Imagine descobrir que empresas farmacêuticas começaram a distribuir medicamentos experimentais diretamente ao consumidor, acompanhados apenas de avisos genéricos sobre “possíveis efeitos colaterais desconhecidos”. Parece absurdo? É exatamente o que está acontecendo com a inteligência artificial agêntica no Brasil – e o sistema jurídico ainda não percebeu a magnitude do problema.

Enquanto juristas debatem o ChatGPT, a tecnologia já evoluiu para sistemas que tomam decisões autônomas, executam contratos, enviam comunicações oficiais e movimentam recursos financeiros – tudo sem supervisão humana direta. Bem-vindo à Era Agêntica, onde a IA não apenas responde, mas age em seu nome.

Vivenciamos um experimento social em massa sem precedentes históricos ou salvaguardas jurídicas adequadas. A analogia com a distribuição desregulada de fármacos experimentais, longe de ser hiperbólica, subdimensiona a gravidade da situação: enquanto medicamentos afetam indivíduos, sistemas agênticos impactam simultaneamente relações contratuais, processuais e institucionais em escala massiva.

II. Caracterização Técnico-Jurídica da IA Agêntica

 Elementos Constitutivos e Distintivos

A inteligência artificial agêntica distingue-se dos sistemas assistivos tradicionais por quatro características técnicas com profundas implicações jurídicas:

a) Autonomia Decisória Probabilística– Diferentemente de algoritmos determinísticos, sistemas agênticos operam através de redes neurais profundas com bilhões de parâmetros, gerando outputs probabilísticos. Esta característica implica impossibilidade de previsibilidade absoluta .

b) Capacidade Executória Direta -Transcendendo a mera consultoria, sistemas agênticos executam ações com efeitos jurídicos diretos: protocolização, movimentação financeira, celebração de contratos, envio de mensagens, e-mails, etc.

c) Aprendizado Adaptativo Contínuo – Através de reinforcement learning (Aprendizado por Reforço)  e fine-tuning (ajuste fino)  constante, estes sistemas modificam seus padrões decisórios pós-deployment (fase pós-implantação). Esta mutabilidade comportamental desafia o princípio da segurança jurídica e a previsibilidade necessária ao devido processo legal.

d) Opacidade Algorítmica Intrínseca – A natureza “black box” das redes neurais profundas torna impossível rastrear o processo decisório específico.

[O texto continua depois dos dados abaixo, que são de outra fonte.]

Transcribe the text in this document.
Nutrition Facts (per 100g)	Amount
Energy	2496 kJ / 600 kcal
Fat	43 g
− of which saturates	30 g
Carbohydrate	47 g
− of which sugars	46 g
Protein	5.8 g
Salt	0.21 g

III. Proposições para um Framework Jurídico-Regulatório Adequado

3.1. Taxonomia Jurídica de Autonomia

Propomos uma classificação tripartite com consequências jurídicas específicas: Nível 1 – Assistiva : responsabilidade integral do usuário; Nível 2 – Semi-Autônoma e Nível 3 – Agêntica: Responsabilidade compartilhada via teoria do risco criado.

3.2. Protocolos de Segurança Escalonados

a) Avaliação prévia rigorosa antes da implementação

  • Auditoria de código e dados de treinamento
  • Testes de adversarial attacks
  • Certificação por entidade independente

b) Monitoramento Contínuo

  • Logs imutáveis em blockchain
  • Análise de drift comportamental
  • Circuit breakers automáticos para anomalias

c) Procedimento padrão para lidar com incidentes

  • Notificação obrigatória em 72 horas
  • Preservação de evidências digitais
  • Relatório técnico-pericial padronizado

3.3. Instrumentos de Mitigação de Risco

a) Seguro de Responsabilidade Civil Profissional Específico – Cobertura obrigatória para:

  • Decisões autônomas prejudiciais
  • Violação de sigilo por IA
  • Perdas financeiras por falha algorítmica

b) Sandboxes Regulatórios Ambientes controlados para teste de sistemas agênticos antes do deployment em produção, com supervisão do MP e OAB.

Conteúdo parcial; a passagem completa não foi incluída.